GA: AI, I would certainly call it part of computing or computer science, obviously today it's all over the popular media and you have middle schoolers interacting with Chat GPT. Data science is a term that includes computing, statistics and mathematics, and again the boundaries are honestly quite fuzzy, in my opinion – if I am doing clustering, a statistician will claim that the first clustering algorithms came out of a 1940's statistics department. But the bottom line is we understand these modern tool boxes can really benefit a lot of people. And obviously there will be more core professionals in these skills that will get their full preparation and go on to have careers or do research, but these tool boxes are widely applicable to other areas. And I am excited that UGA is taking a broad approach to computing and cross-disciplinary computer science and is making that part of its mission.
AF: AI definitely has a very tight hold on the public imagination.
GA: If you go back, and I have cited it in many grant proposals, traditionally in science there are two ways of doing things: theory and experimentation. About 70 years ago, they started talking about a third pillar of science – computation, which is basically using a computer to solve equations and model a phenomenon. And over the last 30 years, data driven methods have emerged to enhance that dynamic: rather than simulated experiments, we look to all the data to help guide us and find things. And with AI being applied, these data driven methods becoming more advanced and more readily available. Modern AI represents less of a new tool than a lot of data meeting a lot of computation. And now all of a sudden, things are being made feasible that people in the very early days of AI in the 1950s and 60s said would be possible. We can bring a lot of data together, store it, and apply extraordinary computing power to it, all of which make the modern AI models work.
AF: What do you see as opportunities to collaborate with industry and the private sector?
GA: Atlanta is a growing tech hub nationally, with more and more major companies having a footprint in Atlanta, plus the companies headquartered there. The number of potential employers you have with a computer science degree today is very large. Delta Airlines apparently recruits a lot of our students, as computing skills have become so fundamental to operating an airline.

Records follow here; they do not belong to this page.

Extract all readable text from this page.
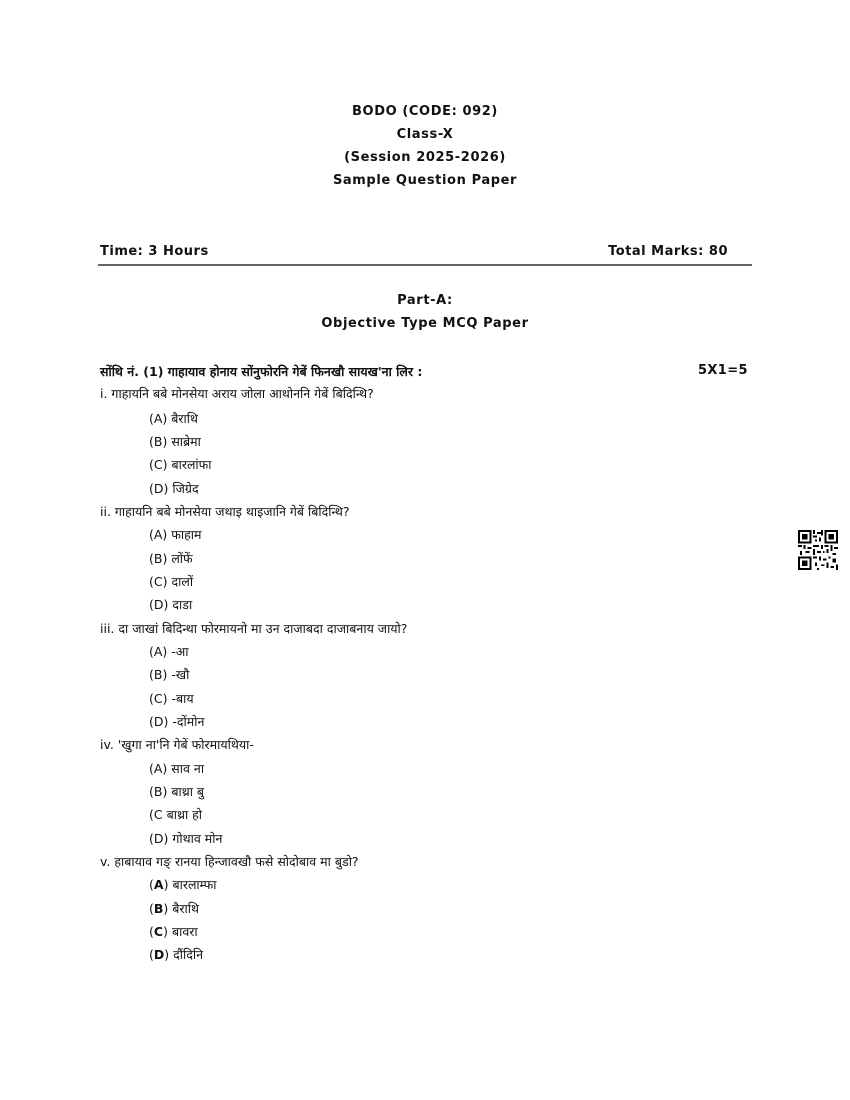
BODO (CODE: 092)
Class-X
(Session 2025-2026)
Sample Question Paper
Time: 3 Hours	Total Marks: 80
Part-A:
Objective Type MCQ Paper
सोंथि नं. (1) गाहायाव होनाय सोंनुफोरनि गेबें फिनखौ सायख'ना लिर :	5X1=5
i. गाहायनि बबे मोनसेया अराय जोला आथोननि गेबें बिदिन्थि?
(A) बैराथि
(B) साब्रेमा
(C) बारलांफा
(D) जिग्रेद
ii. गाहायनि बबे मोनसेया जथाइ थाइजानि गेबें बिदिन्थि?
(A) फाहाम
(B) लोंफें
(C) दालों
(D) दाडा
iii. दा जाखां बिदिन्था फोरमायनो मा उन दाजाबदा दाजाबनाय जायो?
(A) -आ
(B) -खौ
(C) -बाय
(D) -दोंमोन
iv. 'खुगा ना'नि गेबें फोरमायथिया-
(A) साव ना
(B) बाथ्रा बु
(C बाथ्रा हो
(D) गोथाव मोन
v. हाबायाव गङ्‌ रानया हिन्जावखौ फसे सोदोबाव मा बुडो?
(A) बारलाम्फा
(B) बैराथि
(C) बावरा
(D) दौंदिनि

I think the possibilities for collaboration are tremendous and I look forward to connecting with more companies and seeing how we can partner.
In addition, we just started a capstone elective for students in 2023. Capstone projects are quite common in engineering and present the opportunity for very interesting interactions with industry. For our capstone elective, an industry partner will sponsor a project for our students to work on. It's a chance for our students to simulate a real-world scenario where they are using their technical skills acquired in three years during their fourth year working to solve a client problem.

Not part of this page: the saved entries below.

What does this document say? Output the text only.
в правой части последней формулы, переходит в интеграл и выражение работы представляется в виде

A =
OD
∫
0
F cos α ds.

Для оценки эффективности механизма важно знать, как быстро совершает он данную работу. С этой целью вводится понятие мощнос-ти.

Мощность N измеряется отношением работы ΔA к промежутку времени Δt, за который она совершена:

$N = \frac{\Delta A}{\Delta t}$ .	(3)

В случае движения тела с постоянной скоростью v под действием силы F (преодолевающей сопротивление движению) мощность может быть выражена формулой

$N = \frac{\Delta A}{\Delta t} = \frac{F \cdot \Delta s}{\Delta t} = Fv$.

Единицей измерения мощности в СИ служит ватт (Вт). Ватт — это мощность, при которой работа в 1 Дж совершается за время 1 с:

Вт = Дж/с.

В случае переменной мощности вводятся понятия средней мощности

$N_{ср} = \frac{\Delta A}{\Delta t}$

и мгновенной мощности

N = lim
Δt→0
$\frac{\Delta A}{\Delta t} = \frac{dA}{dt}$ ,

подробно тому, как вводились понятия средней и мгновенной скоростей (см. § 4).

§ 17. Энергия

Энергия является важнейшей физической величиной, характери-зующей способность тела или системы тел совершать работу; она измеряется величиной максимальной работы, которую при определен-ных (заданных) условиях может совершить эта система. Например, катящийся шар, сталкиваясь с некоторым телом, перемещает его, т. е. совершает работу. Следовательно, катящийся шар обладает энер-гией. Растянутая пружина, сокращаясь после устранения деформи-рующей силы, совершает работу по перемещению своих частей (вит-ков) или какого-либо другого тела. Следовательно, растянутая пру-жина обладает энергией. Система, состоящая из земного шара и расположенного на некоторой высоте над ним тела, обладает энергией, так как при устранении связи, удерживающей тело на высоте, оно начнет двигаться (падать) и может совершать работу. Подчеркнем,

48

AF: Computing is one of the dynamic drivers for unleashing potential on campus for innovative instruction and research collaboration. Like technology itself, it sometimes happens faster than we were ready for but the capability is there.

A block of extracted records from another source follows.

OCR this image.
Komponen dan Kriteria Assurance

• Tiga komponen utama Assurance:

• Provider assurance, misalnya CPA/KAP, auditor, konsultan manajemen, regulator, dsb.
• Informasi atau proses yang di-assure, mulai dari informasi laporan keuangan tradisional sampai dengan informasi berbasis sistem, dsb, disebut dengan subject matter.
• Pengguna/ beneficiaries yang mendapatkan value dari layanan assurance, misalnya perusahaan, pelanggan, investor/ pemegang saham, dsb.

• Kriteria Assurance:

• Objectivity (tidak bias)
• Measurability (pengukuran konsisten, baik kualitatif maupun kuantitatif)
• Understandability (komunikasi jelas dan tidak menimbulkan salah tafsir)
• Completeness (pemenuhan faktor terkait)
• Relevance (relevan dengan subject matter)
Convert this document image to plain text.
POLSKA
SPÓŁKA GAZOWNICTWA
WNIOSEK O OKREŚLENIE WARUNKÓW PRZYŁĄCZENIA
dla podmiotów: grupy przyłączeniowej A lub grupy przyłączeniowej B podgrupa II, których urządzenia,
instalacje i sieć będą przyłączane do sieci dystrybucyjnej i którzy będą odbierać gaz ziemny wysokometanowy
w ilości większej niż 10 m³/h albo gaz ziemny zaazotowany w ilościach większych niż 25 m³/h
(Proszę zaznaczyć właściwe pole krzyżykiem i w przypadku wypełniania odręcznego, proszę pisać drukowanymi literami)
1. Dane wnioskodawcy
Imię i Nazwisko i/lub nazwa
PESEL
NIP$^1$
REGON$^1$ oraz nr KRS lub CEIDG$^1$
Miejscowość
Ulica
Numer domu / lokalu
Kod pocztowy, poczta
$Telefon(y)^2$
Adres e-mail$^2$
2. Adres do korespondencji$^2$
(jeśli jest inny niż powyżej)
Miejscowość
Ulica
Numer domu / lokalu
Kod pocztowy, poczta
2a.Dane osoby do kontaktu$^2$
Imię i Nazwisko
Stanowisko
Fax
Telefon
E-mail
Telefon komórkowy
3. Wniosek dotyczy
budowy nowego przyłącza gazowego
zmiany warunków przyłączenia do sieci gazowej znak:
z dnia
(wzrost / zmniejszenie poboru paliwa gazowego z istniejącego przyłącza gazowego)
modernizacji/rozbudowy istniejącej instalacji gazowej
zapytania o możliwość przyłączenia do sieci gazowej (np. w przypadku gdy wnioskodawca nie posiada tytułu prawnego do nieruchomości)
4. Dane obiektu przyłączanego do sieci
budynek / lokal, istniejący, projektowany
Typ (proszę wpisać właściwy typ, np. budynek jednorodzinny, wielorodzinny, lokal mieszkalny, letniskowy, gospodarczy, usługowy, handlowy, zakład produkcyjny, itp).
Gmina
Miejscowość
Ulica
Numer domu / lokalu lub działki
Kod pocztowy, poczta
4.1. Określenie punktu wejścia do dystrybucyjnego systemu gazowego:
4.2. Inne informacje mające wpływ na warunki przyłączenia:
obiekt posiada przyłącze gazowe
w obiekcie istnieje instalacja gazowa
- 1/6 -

GA: If you watch the film Apollo 13, they have this control room with this red telephone. But who was sitting on the first row? A bunch of MIT engineers each with a slide rule. When they had to change certain things on the flight mission, they would give the parameters and ask for calculations and two or three people would do the calculations right there with a note pad and a slide rule. Can you imagine things being controlled in that fashion today? It's only 52 years ago.